Ci sono da rifondere i danni e la Corte osserva: i danni debbono andare liquidati, com’è costante giurisprudenza, tenuto speciale conto della condotta del danneggiato per cui, a seconda che questa abbia contribuito o non nella produzione dell’evento delittuoso, sarà liquidata una maggiore o minore somma, come insegna il Supremo Collegio.

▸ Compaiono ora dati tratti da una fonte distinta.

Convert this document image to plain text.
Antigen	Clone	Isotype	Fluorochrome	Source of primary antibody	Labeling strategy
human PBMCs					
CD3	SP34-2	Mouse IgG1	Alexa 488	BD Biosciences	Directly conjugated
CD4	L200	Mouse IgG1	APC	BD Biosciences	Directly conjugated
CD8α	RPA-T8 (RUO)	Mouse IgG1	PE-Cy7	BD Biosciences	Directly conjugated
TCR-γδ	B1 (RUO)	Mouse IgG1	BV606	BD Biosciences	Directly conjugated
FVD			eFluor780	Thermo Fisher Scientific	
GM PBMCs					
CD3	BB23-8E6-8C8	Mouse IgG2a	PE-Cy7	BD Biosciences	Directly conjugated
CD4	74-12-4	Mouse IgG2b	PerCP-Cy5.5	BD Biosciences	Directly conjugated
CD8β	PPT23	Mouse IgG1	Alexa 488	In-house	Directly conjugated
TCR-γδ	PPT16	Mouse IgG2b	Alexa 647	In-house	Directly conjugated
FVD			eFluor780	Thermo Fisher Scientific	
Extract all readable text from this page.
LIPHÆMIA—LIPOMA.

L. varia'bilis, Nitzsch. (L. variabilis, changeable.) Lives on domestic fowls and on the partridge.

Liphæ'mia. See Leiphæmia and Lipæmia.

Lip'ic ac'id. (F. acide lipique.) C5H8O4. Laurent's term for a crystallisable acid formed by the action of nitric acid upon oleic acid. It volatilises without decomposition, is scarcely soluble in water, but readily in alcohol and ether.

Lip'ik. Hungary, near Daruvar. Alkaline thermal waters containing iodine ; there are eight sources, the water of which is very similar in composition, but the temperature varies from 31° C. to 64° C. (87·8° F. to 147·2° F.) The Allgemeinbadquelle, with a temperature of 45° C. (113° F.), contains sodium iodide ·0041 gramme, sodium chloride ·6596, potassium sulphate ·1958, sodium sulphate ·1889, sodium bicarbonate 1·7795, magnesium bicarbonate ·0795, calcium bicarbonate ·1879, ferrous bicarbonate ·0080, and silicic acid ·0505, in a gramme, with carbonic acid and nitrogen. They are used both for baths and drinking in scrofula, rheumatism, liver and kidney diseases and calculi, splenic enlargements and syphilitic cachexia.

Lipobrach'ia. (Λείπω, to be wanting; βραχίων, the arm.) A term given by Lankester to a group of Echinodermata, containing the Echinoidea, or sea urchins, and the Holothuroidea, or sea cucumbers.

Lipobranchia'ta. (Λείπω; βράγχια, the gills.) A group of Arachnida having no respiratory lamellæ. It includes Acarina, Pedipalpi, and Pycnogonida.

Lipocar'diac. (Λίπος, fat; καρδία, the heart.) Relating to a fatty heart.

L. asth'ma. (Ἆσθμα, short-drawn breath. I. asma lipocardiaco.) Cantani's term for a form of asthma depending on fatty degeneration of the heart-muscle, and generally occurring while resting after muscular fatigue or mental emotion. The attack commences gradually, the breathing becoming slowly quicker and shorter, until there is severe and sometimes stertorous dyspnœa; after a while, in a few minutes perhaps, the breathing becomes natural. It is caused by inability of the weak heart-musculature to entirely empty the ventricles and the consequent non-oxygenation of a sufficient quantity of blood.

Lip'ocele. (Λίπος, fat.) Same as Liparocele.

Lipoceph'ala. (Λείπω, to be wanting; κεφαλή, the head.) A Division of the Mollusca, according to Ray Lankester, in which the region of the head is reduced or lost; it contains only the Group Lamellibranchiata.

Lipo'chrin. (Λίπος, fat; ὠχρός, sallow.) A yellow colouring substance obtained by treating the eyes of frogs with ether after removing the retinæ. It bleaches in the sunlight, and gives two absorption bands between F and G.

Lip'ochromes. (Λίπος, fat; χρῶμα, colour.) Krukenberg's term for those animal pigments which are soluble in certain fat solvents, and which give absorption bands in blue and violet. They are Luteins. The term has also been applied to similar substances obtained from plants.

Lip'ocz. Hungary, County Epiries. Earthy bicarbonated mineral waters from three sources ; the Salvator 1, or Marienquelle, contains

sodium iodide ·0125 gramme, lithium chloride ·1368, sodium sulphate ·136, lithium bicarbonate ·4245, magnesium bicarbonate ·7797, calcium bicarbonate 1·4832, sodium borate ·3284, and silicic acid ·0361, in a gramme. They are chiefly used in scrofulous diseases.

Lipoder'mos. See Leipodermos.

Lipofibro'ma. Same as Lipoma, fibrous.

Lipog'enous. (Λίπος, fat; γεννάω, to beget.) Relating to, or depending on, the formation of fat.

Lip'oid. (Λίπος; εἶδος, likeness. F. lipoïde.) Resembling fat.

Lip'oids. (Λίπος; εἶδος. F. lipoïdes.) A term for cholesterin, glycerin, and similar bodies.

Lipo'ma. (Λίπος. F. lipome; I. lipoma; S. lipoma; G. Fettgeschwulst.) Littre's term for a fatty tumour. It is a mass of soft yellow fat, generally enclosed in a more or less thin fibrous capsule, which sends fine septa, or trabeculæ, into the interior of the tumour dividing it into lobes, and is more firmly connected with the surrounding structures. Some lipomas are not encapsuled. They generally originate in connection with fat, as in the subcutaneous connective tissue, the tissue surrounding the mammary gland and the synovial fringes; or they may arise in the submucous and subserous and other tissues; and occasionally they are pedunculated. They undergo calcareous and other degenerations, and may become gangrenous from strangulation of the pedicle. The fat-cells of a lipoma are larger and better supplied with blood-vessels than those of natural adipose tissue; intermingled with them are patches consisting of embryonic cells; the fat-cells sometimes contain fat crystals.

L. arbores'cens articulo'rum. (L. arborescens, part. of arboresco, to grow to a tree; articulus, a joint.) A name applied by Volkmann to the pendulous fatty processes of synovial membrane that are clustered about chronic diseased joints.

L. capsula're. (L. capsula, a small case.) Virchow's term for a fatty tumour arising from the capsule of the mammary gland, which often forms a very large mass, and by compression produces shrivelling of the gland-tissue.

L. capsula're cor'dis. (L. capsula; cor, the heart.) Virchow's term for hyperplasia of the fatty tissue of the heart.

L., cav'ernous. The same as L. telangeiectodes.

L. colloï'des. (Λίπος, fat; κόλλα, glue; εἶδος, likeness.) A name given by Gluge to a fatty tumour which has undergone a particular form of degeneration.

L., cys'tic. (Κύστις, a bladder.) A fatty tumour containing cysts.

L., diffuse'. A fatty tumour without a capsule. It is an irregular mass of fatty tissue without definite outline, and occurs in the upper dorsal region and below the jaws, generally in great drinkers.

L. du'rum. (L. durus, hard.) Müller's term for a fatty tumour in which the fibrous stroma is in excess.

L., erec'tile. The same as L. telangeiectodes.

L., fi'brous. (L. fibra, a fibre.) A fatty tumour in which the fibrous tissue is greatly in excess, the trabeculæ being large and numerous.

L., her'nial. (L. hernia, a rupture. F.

Nella fattispecie, affermato che Rodolfo Castellani fu trascinato al delitto dal fatto ingiusto della vittima, i danni vanno liquidati complessivamente e definitivamente in lire ventimila in favore della vedova e dei tre figli, in ragione di lire cinquemila ciascuno. Altre lire cinquemila vanno alla madre della vittima, nonché lire dodicimila in favore degli avvocati Managò e Rovere, da dividersi in parti uguali. Per la salvaguardia degli interessi degli orfani, la Corte crede necessario ordinare che le lire quindicimila a loro spettanti siano depositati in tre libretti di un Istituto di Credito di lire cinquemila ciascuno e con vincolo pupillare sotto la personale responsabilità di chi redigerà l’atto e dello stesso debitore.

È l’11 luglio 1939.[1]

[1] ASCZ, Sezione di Lamezia Terme, Sentenze della Corte d’Assise di Cosenza.